Ealing Councillors agree £150m funds to buy housing stock

Image above: New housing units similar to those built in Acton not enough to meet demand

Rising interests rates have exacerbated the homeless crisis in Ealing

Ealing Council’s Cabinet has unanimously approved a £150 million initiative aimed at addressing escalating homelessness within the borough. The worrying surge in homelessness rates is placing an increasing burden on the Council’s resources as more people, including families, seek help with housing.

Rising interest rates have prompted landlords to either sell their properties or hike rental prices, exacerbating the homelessness crisis. At a recent Cabinet meeting, Councillor Shital Manro emphasised the urgent need for decisive action, warning that the burgeoning numbers threatened to strain the Council’s budget beyond what they could sustain. Explaining the situation facing the Council he said:

“The cost of homelessness is massive, for instance, using hotel rooms costs us £4,000 a month plus, that’s £50,000 a year and we are currently using 169.”

The Council’s use of 389 bed and breakfasts as temporary housing incurs monthly expenses of £1,300 per unit, with potential overspending projected to reach £5 million without intervention.

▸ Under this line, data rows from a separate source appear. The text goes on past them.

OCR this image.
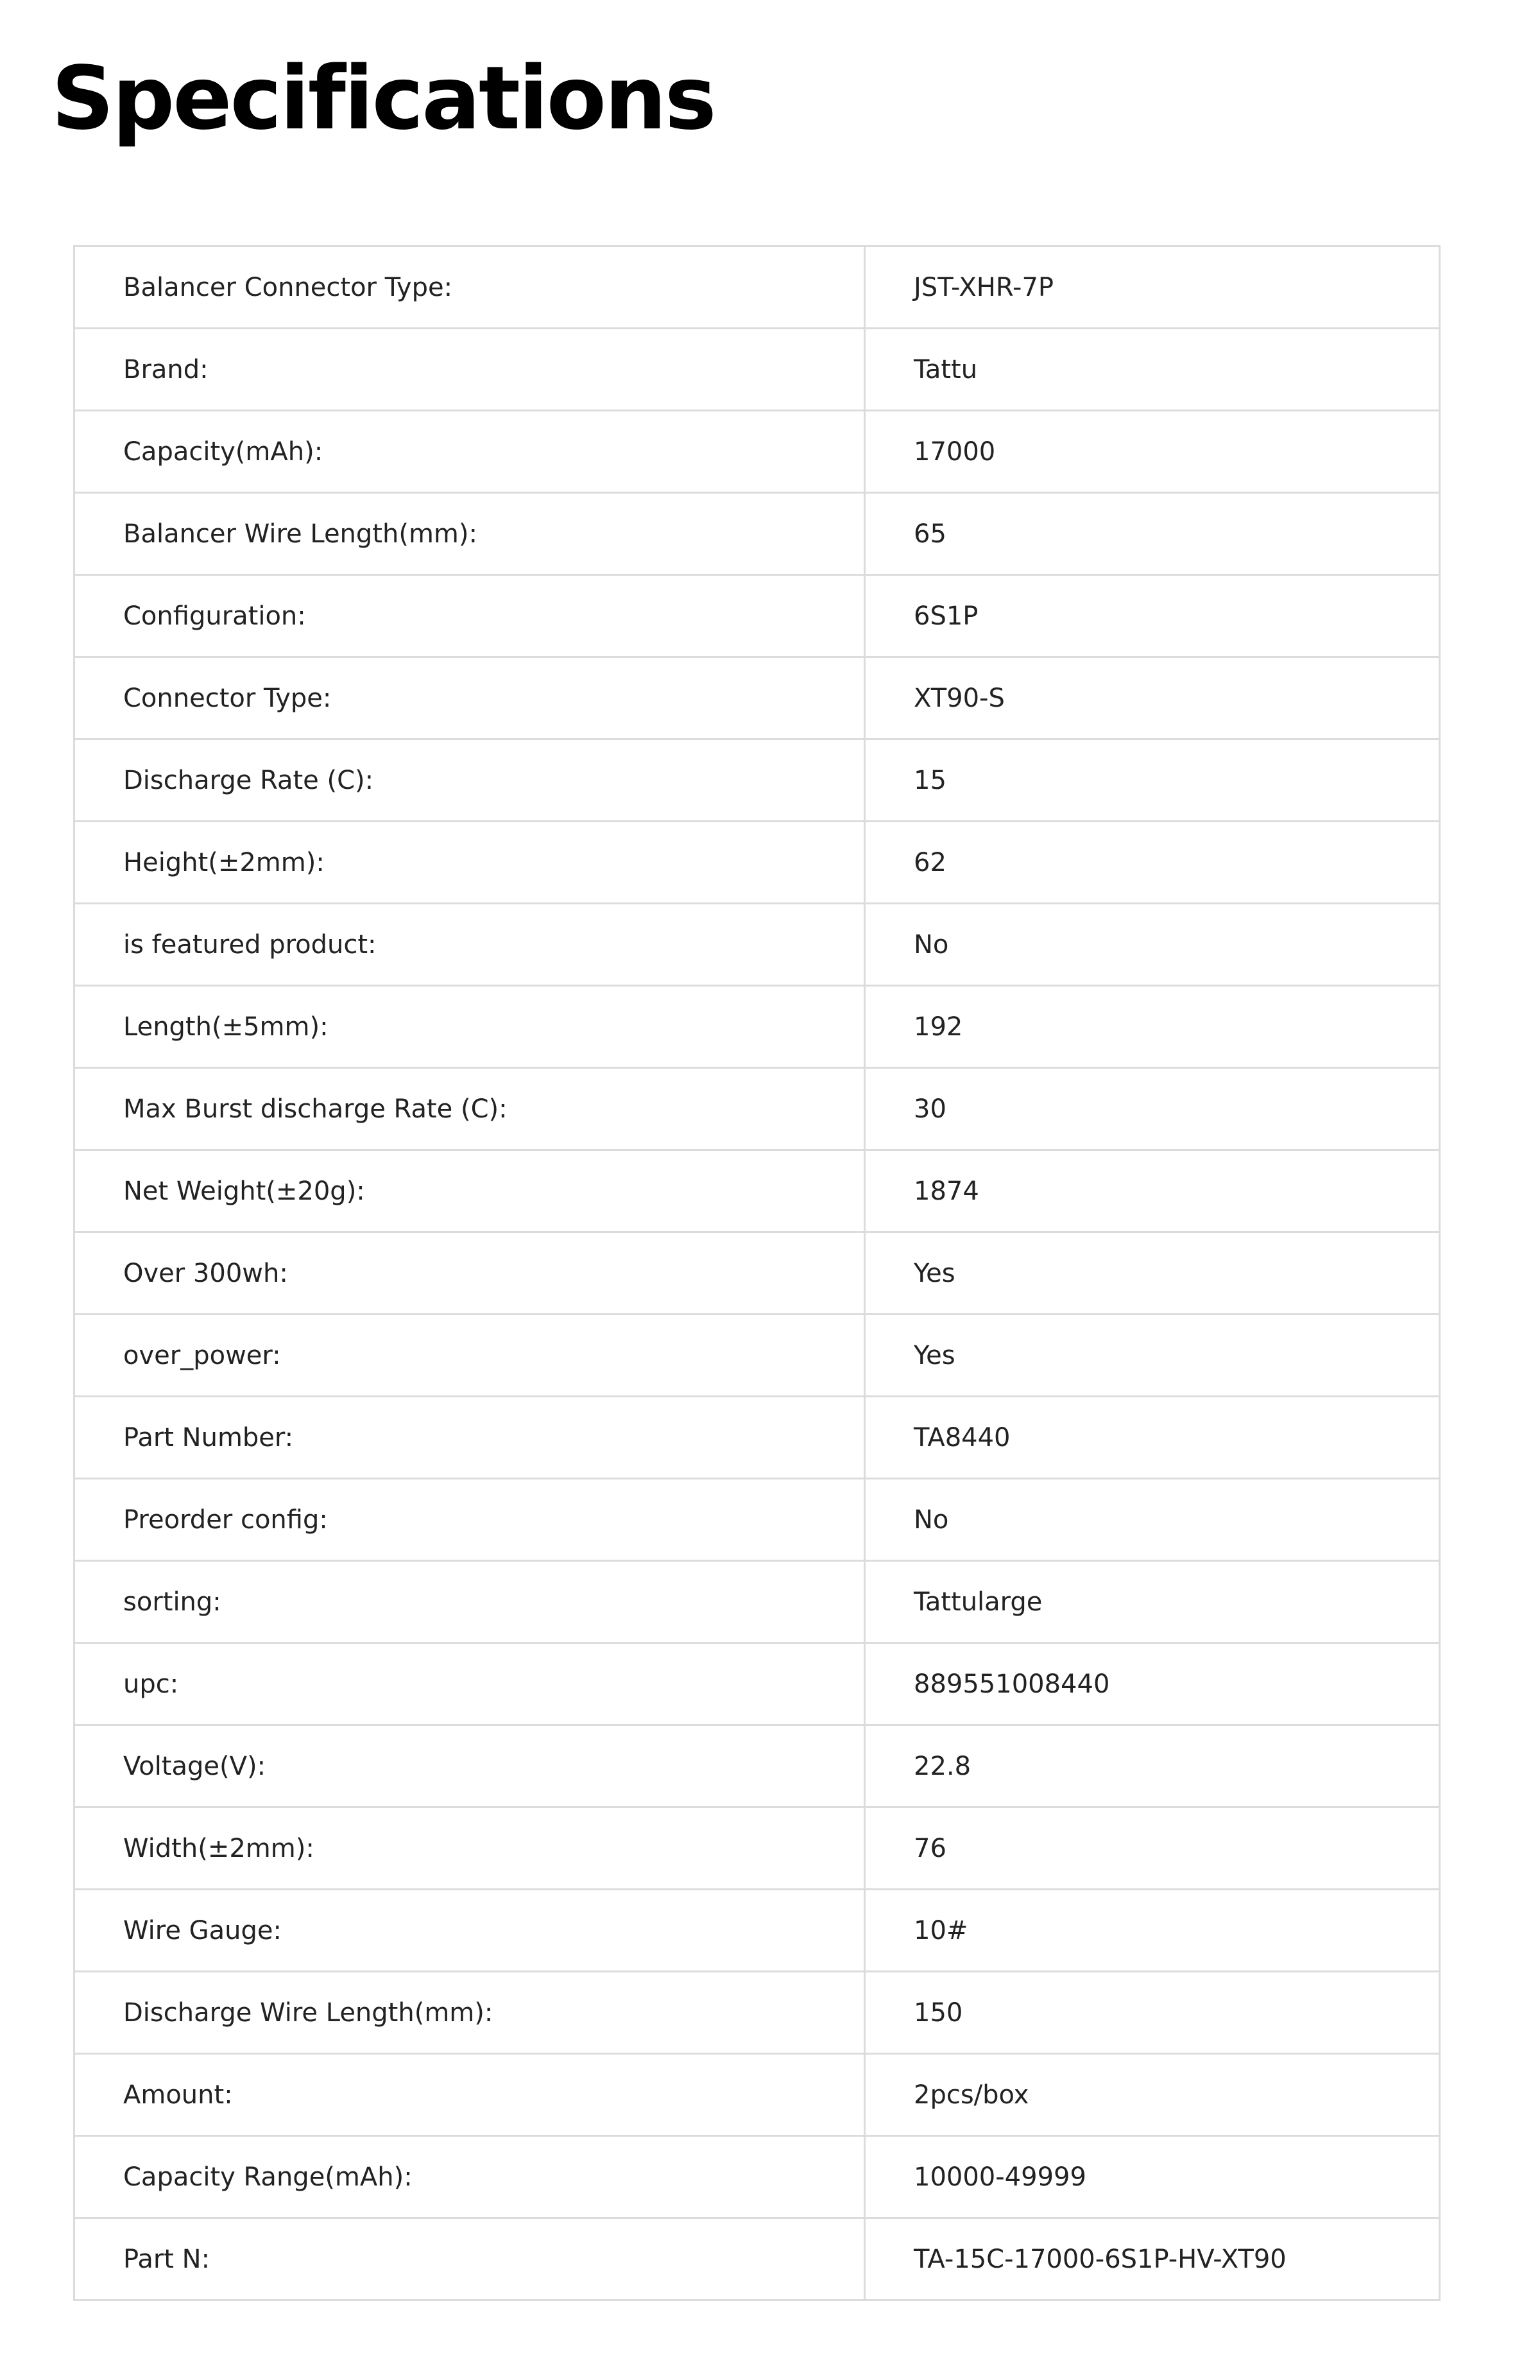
Specifications
Balancer Connector Type:	JST-XHR-7P
Brand:	Tattu
Capacity(mAh):	17000
Balancer Wire Length(mm):	65
Configuration:	6S1P
Connector Type:	XT90-S
Discharge Rate (C):	15
Height(±2mm):	62
is featured product:	No
Length(±5mm):	192
Max Burst discharge Rate (C):	30
Net Weight(±20g):	1874
Over 300wh:	Yes
over_power:	Yes
Part Number:	TA8440
Preorder config:	No
sorting:	Tattularge
upc:	889551008440
Voltage(V):	22.8
Width(±2mm):	76
Wire Gauge:	10#
Discharge Wire Length(mm):	150
Amount:	2pcs/box
Capacity Range(mAh):	10000-49999
Part N:	TA-15C-17000-6S1P-HV-XT90
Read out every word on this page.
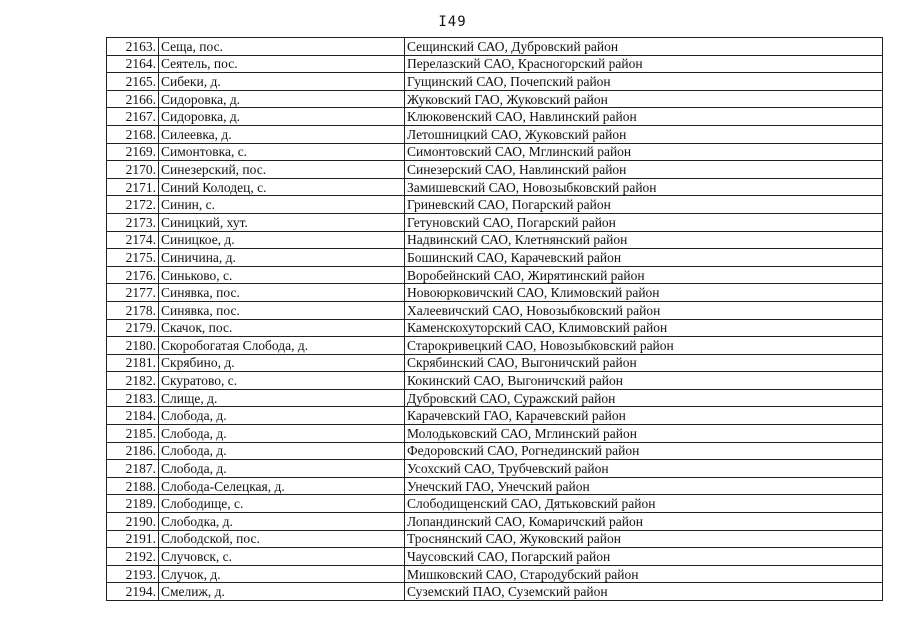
I49
2163.	Сеща, пос.	Сещинский САО, Дубровский район
2164.	Сеятель, пос.	Перелазский САО, Красногорский район
2165.	Сибеки, д.	Гущинский САО, Почепский район
2166.	Сидоровка, д.	Жуковский ГАО, Жуковский район
2167.	Сидоровка, д.	Клюковенский САО, Навлинский район
2168.	Силеевка, д.	Летошницкий САО, Жуковский район
2169.	Симонтовка, с.	Симонтовский САО, Мглинский район
2170.	Синезерский, пос.	Синезерский САО, Навлинский район
2171.	Синий Колодец, с.	Замишевский САО, Новозыбковский район
2172.	Синин, с.	Гриневский САО, Погарский район
2173.	Синицкий, хут.	Гетуновский САО, Погарский район
2174.	Синицкое, д.	Надвинский САО, Клетнянский район
2175.	Синичина, д.	Бошинский САО, Карачевский район
2176.	Синьково, с.	Воробейнский САО, Жирятинский район
2177.	Синявка, пос.	Новоюрковичский САО, Климовский район
2178.	Синявка, пос.	Халеевичский САО, Новозыбковский район
2179.	Скачок, пос.	Каменскохуторский САО, Климовский район
2180.	Скоробогатая Слобода, д.	Старокривецкий САО, Новозыбковский район
2181.	Скрябино, д.	Скрябинский САО, Выгоничский район
2182.	Скуратово, с.	Кокинский САО, Выгоничский район
2183.	Слище, д.	Дубровский САО, Суражский район
2184.	Слобода, д.	Карачевский ГАО, Карачевский район
2185.	Слобода, д.	Молодьковский САО, Мглинский район
2186.	Слобода, д.	Федоровский САО, Рогнединский район
2187.	Слобода, д.	Усохский САО, Трубчевский район
2188.	Слобода-Селецкая, д.	Унечский ГАО, Унечский район
2189.	Слободище, с.	Слободищенский САО, Дятьковский район
2190.	Слободка, д.	Лопандинский САО, Комаричский район
2191.	Слободской, пос.	Троснянский САО, Жуковский район
2192.	Случовск, с.	Чаусовский САО, Погарский район
2193.	Случок, д.	Мишковский САО, Стародубский район
2194.	Смелиж, д.	Суземский ПАО, Суземский район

The Council is proposing to buy £150m worth of housing stock. Presenting the acquisition plan to his colleagues, Cllr Manro said that any purchase made by the Council would have to be ‘financially sound’ with revenue from rent covering the costs over time.

The proposed initiative aims to bolster the Council’s housing stock, providing struggling people with access to quality accommodation. Cllr Manro said he and his colleague Cllr Bassam Mahfouz receive emails from distressed families who are ‘being moved from one hotel to another every week with their children’.

He added, “This is not the life we want our residents to live and we have to send them all over the country as well.”

As part of the comprehensive plan, the Council will establish a housing resettlement team tasked with helping people to secure alternative housing options. Council Leader Peter Mason praised the plan, pointing out that it made financial sense and citing the council’s £7.5m purchase of Aspect House which provided 31 housing units the council can now use for people struggling with accommodation.

He said that the Council was well placed to buy up property as grants and money from bodies like the Greater London Authority and dips in foreign speculation in the London housing market meant that homes could be acquired at a ‘deep, deep discount’.